Wednesday, January 12, 2005

An Extensive Review of the Sony MZ-NH1 MiniDisc Recorder

There is an extensive review of the Sony MZ-NH1 over at Epinions by one "MediaGeek." It's pretty thorough and should be checked out if you're in the market for Sony's top-of-the-line MiniDisc recorder.

A few comments:
But my biggest peeve with the base is that it doesn't have a connection for the USB. So you have to take the unit out of the base to use it with the PC, which I think is just dumb, especially considering how if you leave your MZ-NH1 idly plugged into your PC you can deplete your battery without meaning to. I can't see any reason why Sony couldn't make the base include power and USB.
That's not just dumb, that's retarded. I own a Sony MZ-N1 (the prior top-of-the-line recording in the NetMD era) and it had the USB connection and the power connected to the stand.
My understanding is that minidisc sales actually increased dramatically in the US when Sony introduced MDLP and the ability to download PC audio--mostly MP3s--to minidisc. I believe that, and it is a nice feature. However, up until recently, the software that Sony supplied to do this with was pretty miserable and unintuitive.
Correction: the software still is pretty miserable and unintuitive.
It's faster and makes more sense. Though it's not nearly as elegant as iTunes, it is at least as good as a MusicMatch Jukebox, if not better.
Although I've had my recent problems with MusicMatch, it's not even close to matching MM's functionality and ease-of-use.
If you're not crazy about SonicStage you can also use Real Player to download music to your MZ-NH1.
Not as far as I know. Real had a driver that worked with the NetMD models, but from my experience with my MZ-NHF800 Real doesn't even "see" the unit. I've hunted for updated drivers at Real's site but I didn't find any.
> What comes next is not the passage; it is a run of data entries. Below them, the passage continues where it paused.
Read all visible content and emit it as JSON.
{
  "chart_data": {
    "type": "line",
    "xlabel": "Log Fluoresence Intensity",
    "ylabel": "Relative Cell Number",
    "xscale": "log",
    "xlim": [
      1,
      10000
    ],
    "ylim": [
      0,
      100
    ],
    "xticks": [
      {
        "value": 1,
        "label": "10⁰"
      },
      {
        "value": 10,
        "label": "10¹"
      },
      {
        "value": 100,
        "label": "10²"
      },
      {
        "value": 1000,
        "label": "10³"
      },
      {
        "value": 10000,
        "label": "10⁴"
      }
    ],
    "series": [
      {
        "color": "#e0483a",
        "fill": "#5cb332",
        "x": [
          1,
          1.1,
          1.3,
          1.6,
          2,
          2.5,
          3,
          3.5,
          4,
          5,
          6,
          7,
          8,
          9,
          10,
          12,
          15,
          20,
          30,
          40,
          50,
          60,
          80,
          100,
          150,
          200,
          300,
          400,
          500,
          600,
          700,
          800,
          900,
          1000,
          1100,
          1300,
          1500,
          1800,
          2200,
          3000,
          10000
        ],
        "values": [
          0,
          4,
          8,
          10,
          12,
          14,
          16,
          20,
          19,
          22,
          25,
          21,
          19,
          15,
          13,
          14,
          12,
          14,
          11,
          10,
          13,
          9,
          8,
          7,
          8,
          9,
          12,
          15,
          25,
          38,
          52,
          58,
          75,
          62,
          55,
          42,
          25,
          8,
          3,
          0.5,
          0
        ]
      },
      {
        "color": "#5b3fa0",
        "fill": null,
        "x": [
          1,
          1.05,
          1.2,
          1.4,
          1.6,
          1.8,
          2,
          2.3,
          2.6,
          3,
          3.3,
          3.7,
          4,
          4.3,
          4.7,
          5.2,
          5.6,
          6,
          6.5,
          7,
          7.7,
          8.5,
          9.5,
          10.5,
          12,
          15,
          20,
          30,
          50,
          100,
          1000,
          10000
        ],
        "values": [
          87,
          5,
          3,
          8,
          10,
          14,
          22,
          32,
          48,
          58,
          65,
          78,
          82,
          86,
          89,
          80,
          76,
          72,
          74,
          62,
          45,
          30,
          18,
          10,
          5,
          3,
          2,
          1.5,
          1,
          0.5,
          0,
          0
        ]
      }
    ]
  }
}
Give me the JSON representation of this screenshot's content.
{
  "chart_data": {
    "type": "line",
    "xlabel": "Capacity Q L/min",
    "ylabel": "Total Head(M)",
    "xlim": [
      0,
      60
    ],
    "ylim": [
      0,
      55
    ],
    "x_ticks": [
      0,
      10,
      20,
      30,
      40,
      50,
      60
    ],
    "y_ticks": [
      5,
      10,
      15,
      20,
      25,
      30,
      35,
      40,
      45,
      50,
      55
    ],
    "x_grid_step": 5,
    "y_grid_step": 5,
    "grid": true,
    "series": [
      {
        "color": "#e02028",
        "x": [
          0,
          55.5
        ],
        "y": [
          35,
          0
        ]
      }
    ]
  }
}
Regarding uploading recorded audio, the reviewer notes:
Transfer times are not super speedy, since Hi-MD is still only USB 1.1, and depend on what mode you recorded in. If you recorded in uncompressed PCM, then a full hour of audio is 650 MB, which takes a while to transfer by USB, but not quite a hour.
I just recorded my first sermon for my church using the NHF800. The recorded audio was about 45 minutes, and I believe I recorded it in Hi-SP. I could have sworn it only took about 5 minutes to upload into the computer. The conversion process from ATRAC to WAV (using the downloadable tool provided by Sony) took even less time. I'll have to pay better attention next week when I repeat the process.

Overall it's an excellent review from a person that has experience with MiniDisc. The reviewer also comes to good conclusions regarding the whole iPod vs. MiniDisc issue. I can't help but consider that with the ubiquity of the iPod Sony is perhaps out-geeking Apple with the MiniDisc format.